Shutting down and cleaning up LinuxCNC...
Running HAL shutdown script
task: 603 cycles, min=0.000041, max=0.012258, avg=0.009716, 0 latency excursions (> 10x expected cycle time of 0.010000s)
mb2hal quit_signal DEBUG: signal [15] received
mb2hal quit_cleanup DEBUG: started
mb2hal quit_cleanup DEBUG: unloading HAL module [16] ret[0]
mb2hal quit_cleanup DEBUG: done OK
mb2hal main OK: going to exit!
litexcnc: LitexCNC etherbone driver unloaded 
rtapi_app: caught signal 11 - dumping core
free(): invalid pointer
<commandline>:0: exit value: 255
<commandline>:0: rmmod failed, returned -1
Waited 3 seconds for master.  giving up.
Note: Using POSIX realtime
motmod: not loaded
<commandline>:0: exit value: 255
<commandline>:0: rmmod failed, returned -1
Note: Using POSIX realtime
trivkins: not loaded
<commandline>:0: exit value: 255
<commandline>:0: rmmod failed, returned -1
<commandline>:0: unloadrt failed
Note: Using POSIX realtime
Peter-van-Tol commented 1 year ago

This error is due to an old loadrt statement in your hal-files. You have now:

loadrt litexcnc
loadrt litexcnc_eth connection_string="192.168.178.150"

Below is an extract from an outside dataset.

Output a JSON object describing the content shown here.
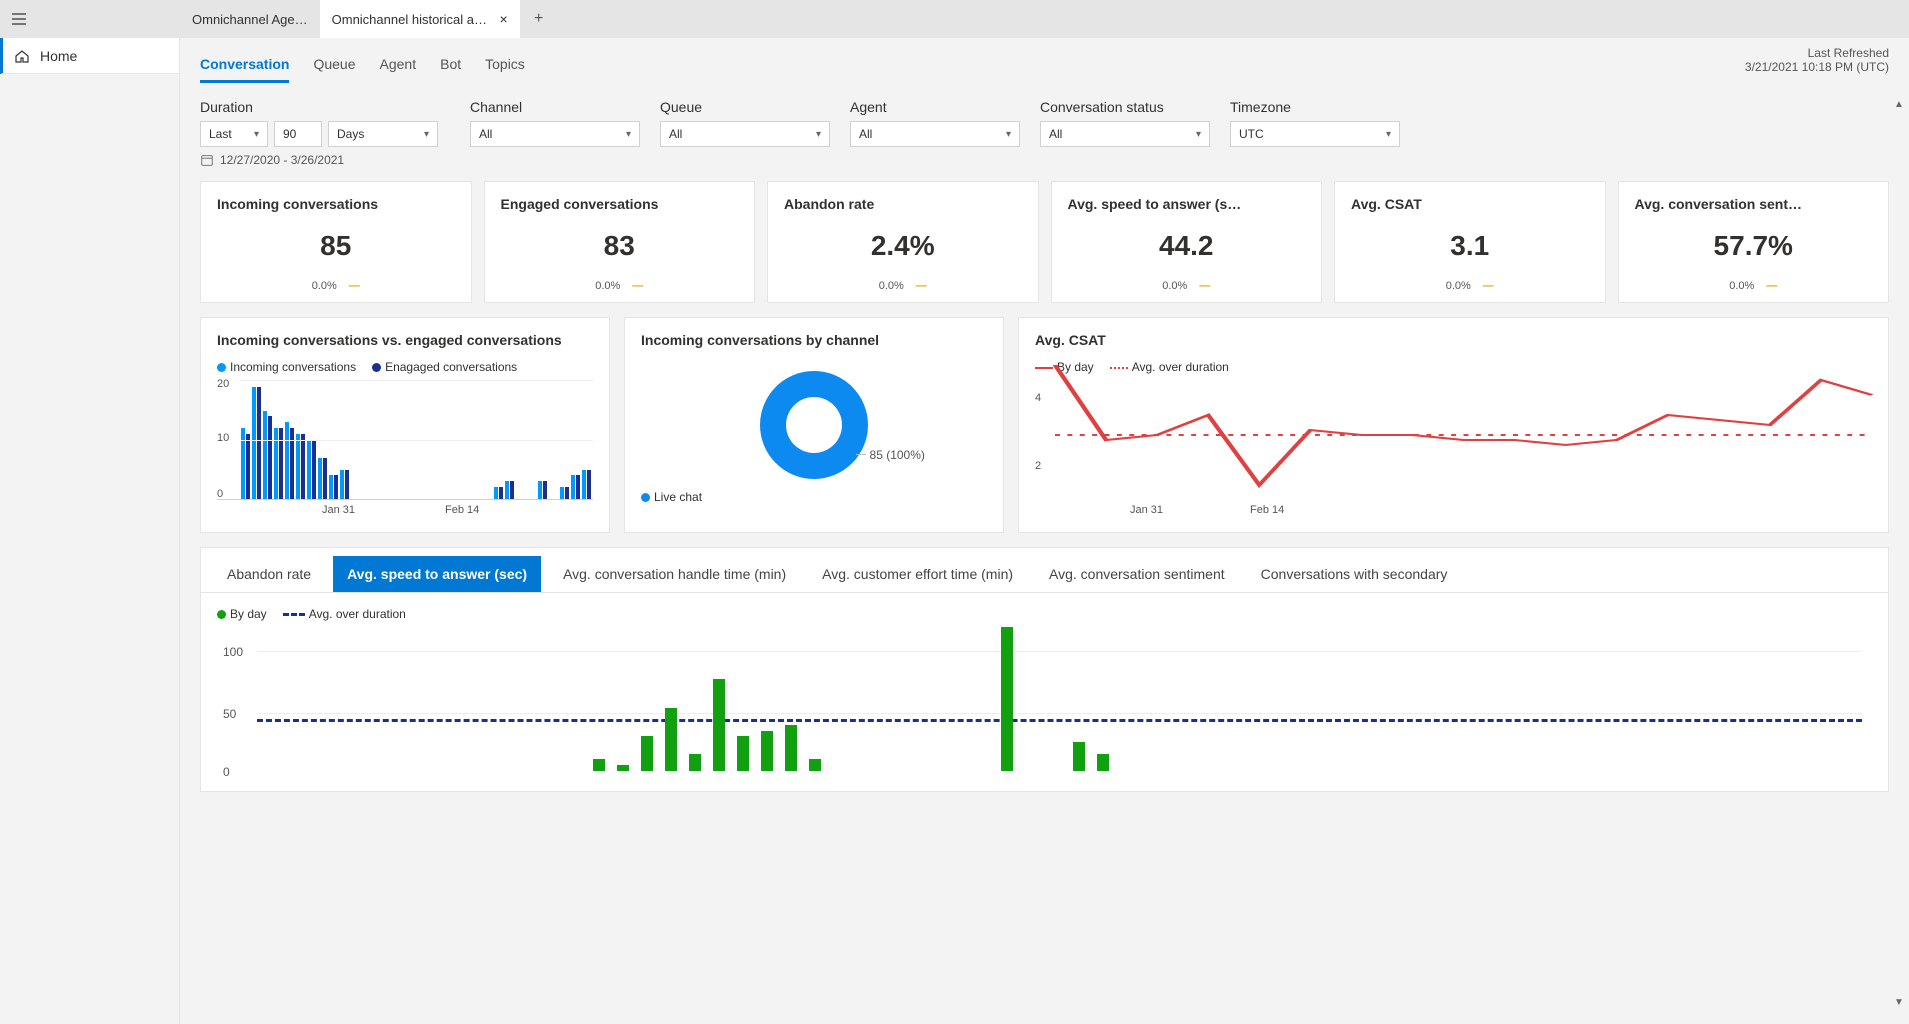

This should be combined to the following single statement:

loadrt litexcnc connection_string="eth:192.168.178.150"

Why this error emerges at this moment? It is because the FPGA is reset to its safe state when LinuxCNC is unloaded. This means that litexcnc will send a last message to the FPGA. When the FPGA is loaded using two separate statements, the etherbone driver is already unloaded (and memory thus freed up). Thus writing to a closed device, without allocated memory leads to a core dump.

I will close this issue, as the original problem has been solved. In another issue I will unpublish the litexcnc_eth component, so it cannot be inadvertently used as a stand-alone component.

Peter-van-Tol commented 1 year ago

@ozzyrob : for beer that would be then a VB please 🍻 ...

But to be honest: the beer would be on me. Thank you for your support, testing and time spent to make this possible and closing this issue.